Google flu trends: the limits of big data
The New York Times - 03/28/2014
Google Flu Trends, once a poster child for the power of big-data analysis, seems to be under attack.
This month, in a Science magazine article, four quantitatively adept social scientists reported that Google’s flu-tracking service not only wildly overestimated the number of flu cases in the United States in the 2012-13 flu season — a well-known miss — but has also consistently overshot in the last few years. Google Flu Trends’ estimate for the 2011-12 flu season was more than 50 percent higher than the cases reported by the Centers for Disease Control and Prevention. And, they wrote, for a period of more than two years ending in September 2013, the Google estimates were high in 100 out of 108 weeks.

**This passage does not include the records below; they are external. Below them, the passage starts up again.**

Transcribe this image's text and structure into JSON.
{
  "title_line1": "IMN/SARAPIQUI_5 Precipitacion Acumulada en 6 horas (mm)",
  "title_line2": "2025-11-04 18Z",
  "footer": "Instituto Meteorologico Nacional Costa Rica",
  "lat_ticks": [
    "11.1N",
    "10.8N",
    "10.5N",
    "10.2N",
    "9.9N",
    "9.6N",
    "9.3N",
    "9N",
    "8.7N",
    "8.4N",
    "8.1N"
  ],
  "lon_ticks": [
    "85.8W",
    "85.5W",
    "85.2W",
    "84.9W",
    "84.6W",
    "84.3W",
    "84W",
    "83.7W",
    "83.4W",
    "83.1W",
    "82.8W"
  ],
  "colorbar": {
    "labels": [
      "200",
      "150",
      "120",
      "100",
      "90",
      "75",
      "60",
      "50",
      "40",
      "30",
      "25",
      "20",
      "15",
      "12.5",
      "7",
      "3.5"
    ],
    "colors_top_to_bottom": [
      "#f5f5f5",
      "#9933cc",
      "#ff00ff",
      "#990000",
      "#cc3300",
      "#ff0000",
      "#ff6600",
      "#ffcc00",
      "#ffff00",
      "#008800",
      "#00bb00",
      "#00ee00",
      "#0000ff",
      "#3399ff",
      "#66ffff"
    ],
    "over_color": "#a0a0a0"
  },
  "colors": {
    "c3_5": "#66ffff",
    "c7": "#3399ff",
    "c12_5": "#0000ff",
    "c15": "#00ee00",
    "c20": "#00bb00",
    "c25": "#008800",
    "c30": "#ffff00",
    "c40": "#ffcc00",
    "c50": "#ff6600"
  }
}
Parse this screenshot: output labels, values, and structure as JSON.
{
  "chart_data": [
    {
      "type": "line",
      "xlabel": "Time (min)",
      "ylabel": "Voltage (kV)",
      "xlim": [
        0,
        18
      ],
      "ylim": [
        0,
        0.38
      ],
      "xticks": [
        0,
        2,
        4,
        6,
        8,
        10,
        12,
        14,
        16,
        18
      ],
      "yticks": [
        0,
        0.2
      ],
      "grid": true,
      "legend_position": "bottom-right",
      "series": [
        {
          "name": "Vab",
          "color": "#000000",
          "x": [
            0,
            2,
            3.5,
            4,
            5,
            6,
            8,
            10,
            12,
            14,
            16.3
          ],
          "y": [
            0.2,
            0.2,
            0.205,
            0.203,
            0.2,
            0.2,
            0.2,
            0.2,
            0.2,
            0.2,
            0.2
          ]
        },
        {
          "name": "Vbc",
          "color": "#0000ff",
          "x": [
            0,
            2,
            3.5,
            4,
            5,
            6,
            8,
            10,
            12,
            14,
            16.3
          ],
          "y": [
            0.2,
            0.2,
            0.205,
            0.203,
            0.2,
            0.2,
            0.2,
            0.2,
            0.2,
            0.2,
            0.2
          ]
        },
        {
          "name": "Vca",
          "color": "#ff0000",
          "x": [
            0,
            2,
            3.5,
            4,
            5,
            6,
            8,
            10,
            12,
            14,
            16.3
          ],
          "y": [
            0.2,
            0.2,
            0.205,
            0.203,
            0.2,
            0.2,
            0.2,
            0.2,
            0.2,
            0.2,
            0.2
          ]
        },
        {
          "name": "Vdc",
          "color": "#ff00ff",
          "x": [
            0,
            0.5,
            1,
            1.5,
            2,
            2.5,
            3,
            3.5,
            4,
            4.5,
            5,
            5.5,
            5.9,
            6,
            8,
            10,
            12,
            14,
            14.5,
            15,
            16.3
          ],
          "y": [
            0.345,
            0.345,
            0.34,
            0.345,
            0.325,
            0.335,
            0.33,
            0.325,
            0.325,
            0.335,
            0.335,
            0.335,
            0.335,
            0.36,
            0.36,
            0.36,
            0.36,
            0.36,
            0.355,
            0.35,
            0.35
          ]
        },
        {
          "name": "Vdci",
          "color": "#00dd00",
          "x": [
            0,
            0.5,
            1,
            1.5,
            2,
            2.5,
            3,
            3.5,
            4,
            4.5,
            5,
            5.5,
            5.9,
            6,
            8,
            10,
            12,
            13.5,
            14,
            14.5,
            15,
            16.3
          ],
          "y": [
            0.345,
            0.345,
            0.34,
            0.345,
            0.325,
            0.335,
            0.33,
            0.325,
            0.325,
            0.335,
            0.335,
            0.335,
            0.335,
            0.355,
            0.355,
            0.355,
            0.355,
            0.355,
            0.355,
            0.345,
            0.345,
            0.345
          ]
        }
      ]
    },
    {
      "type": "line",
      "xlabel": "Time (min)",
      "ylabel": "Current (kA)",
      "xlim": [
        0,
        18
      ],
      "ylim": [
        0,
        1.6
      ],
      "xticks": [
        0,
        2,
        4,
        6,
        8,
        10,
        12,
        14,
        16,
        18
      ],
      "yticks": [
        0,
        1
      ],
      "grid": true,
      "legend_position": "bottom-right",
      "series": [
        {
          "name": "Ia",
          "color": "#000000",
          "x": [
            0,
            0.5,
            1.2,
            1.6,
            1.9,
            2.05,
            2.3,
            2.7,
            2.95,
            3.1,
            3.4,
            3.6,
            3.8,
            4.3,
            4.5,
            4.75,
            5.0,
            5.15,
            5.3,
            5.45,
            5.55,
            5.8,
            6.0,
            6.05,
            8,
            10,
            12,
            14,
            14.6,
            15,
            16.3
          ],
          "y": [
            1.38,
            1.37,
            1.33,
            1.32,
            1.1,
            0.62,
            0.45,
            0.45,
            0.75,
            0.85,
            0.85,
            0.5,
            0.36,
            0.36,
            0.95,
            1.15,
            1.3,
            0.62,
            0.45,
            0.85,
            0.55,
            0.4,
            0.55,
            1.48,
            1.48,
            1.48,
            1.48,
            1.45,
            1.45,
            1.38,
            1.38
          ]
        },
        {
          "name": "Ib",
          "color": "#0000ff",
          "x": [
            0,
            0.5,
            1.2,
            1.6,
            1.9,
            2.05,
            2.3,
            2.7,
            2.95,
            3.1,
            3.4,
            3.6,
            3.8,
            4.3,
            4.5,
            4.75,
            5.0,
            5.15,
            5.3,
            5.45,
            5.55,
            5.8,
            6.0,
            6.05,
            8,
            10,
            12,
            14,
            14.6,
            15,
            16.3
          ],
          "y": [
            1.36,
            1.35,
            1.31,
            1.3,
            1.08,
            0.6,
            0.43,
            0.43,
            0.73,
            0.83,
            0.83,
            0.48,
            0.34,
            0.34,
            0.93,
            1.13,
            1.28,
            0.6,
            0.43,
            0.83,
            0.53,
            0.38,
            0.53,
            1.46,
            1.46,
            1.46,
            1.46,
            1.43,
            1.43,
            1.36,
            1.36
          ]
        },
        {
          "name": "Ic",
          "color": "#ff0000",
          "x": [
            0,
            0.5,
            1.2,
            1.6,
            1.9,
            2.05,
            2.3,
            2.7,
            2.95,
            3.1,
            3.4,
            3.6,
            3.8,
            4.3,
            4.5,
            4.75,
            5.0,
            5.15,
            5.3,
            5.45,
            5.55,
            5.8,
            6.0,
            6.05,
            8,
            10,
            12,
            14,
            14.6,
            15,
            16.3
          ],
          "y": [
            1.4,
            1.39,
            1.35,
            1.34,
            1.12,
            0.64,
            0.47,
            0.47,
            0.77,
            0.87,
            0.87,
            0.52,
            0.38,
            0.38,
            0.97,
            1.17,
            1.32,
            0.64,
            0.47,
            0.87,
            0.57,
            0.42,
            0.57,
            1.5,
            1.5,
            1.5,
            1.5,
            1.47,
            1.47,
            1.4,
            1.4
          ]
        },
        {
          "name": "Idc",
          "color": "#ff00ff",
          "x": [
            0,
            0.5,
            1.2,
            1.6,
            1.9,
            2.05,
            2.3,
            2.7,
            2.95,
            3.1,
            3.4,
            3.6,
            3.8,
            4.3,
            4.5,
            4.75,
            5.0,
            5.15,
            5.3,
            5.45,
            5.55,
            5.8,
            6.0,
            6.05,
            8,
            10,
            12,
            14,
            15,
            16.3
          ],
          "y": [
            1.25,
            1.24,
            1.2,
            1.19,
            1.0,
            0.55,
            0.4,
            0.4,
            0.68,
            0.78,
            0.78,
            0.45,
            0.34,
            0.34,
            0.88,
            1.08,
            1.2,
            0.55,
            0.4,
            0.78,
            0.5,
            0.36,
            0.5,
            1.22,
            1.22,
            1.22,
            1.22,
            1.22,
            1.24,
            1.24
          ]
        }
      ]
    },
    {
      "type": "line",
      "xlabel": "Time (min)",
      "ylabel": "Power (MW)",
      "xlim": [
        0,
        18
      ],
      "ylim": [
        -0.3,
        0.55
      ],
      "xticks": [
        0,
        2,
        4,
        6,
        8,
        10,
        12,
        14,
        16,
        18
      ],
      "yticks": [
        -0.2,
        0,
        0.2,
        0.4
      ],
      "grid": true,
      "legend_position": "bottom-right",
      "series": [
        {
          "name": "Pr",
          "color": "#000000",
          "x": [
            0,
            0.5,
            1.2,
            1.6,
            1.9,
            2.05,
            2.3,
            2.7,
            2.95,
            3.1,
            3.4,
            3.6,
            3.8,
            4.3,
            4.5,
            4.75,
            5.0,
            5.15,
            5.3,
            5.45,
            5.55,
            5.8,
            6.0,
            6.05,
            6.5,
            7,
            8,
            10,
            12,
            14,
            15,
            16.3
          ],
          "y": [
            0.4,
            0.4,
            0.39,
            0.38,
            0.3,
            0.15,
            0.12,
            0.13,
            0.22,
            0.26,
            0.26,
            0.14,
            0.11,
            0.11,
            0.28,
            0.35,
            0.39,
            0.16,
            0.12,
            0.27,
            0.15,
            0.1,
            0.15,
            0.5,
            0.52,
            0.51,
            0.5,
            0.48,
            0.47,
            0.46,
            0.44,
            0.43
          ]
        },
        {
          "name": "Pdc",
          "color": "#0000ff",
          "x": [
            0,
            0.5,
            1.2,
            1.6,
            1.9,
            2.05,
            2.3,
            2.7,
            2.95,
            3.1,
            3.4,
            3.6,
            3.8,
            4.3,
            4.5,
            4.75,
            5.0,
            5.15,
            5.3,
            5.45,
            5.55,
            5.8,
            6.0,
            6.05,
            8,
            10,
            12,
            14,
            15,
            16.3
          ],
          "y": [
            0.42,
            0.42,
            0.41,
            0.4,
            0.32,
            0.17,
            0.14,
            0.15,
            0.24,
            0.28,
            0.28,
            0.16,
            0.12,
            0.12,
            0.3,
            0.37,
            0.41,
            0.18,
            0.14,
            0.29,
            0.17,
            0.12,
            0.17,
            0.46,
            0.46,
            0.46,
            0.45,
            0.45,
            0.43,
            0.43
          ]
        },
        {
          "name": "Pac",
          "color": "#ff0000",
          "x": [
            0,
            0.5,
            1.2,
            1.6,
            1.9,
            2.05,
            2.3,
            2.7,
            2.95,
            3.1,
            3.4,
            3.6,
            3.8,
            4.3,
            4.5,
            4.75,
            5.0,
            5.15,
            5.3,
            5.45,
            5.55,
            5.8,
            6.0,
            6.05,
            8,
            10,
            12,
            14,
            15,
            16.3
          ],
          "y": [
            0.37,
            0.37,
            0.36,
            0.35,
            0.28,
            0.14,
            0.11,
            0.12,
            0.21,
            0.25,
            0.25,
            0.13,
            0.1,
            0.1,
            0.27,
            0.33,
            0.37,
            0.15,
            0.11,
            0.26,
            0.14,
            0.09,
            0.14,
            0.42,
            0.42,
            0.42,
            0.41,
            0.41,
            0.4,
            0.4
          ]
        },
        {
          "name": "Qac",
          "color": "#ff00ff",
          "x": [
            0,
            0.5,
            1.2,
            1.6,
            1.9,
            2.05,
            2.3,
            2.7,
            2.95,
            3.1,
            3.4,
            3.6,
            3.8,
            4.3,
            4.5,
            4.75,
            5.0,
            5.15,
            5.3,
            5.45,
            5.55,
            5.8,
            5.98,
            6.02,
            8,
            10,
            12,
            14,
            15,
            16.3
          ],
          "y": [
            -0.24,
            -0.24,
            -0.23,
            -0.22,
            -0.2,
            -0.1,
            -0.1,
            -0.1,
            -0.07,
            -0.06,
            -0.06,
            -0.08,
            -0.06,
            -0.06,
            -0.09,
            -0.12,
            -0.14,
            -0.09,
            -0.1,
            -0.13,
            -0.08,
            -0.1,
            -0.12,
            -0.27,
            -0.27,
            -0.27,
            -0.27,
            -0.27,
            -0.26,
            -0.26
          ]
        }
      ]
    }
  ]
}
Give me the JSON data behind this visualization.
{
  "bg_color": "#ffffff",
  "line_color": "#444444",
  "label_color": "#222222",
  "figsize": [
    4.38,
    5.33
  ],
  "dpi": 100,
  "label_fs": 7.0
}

The article, “The Parable of Google Flu: Traps in Big Data Analysis,” declared that Google was guilty of “big data hubris,” which the authors defined as the implicit assumption that big data sets trump traditional data collection and analysis. And they were skeptical of Google Flu Trends’ algorithmic smarts. “The comparative value of the algorithm as a stand-alone flu monitor is questionable,” they wrote.
A follow-up analysis by the four authors tracked Google Flu Trends’ performance in the just-concluded 2013-14 flu season, after Google updated its algorithm last October. There was some improvement, but the service still overshot by about 30 percent, the authors wrote, in their paper, posted online.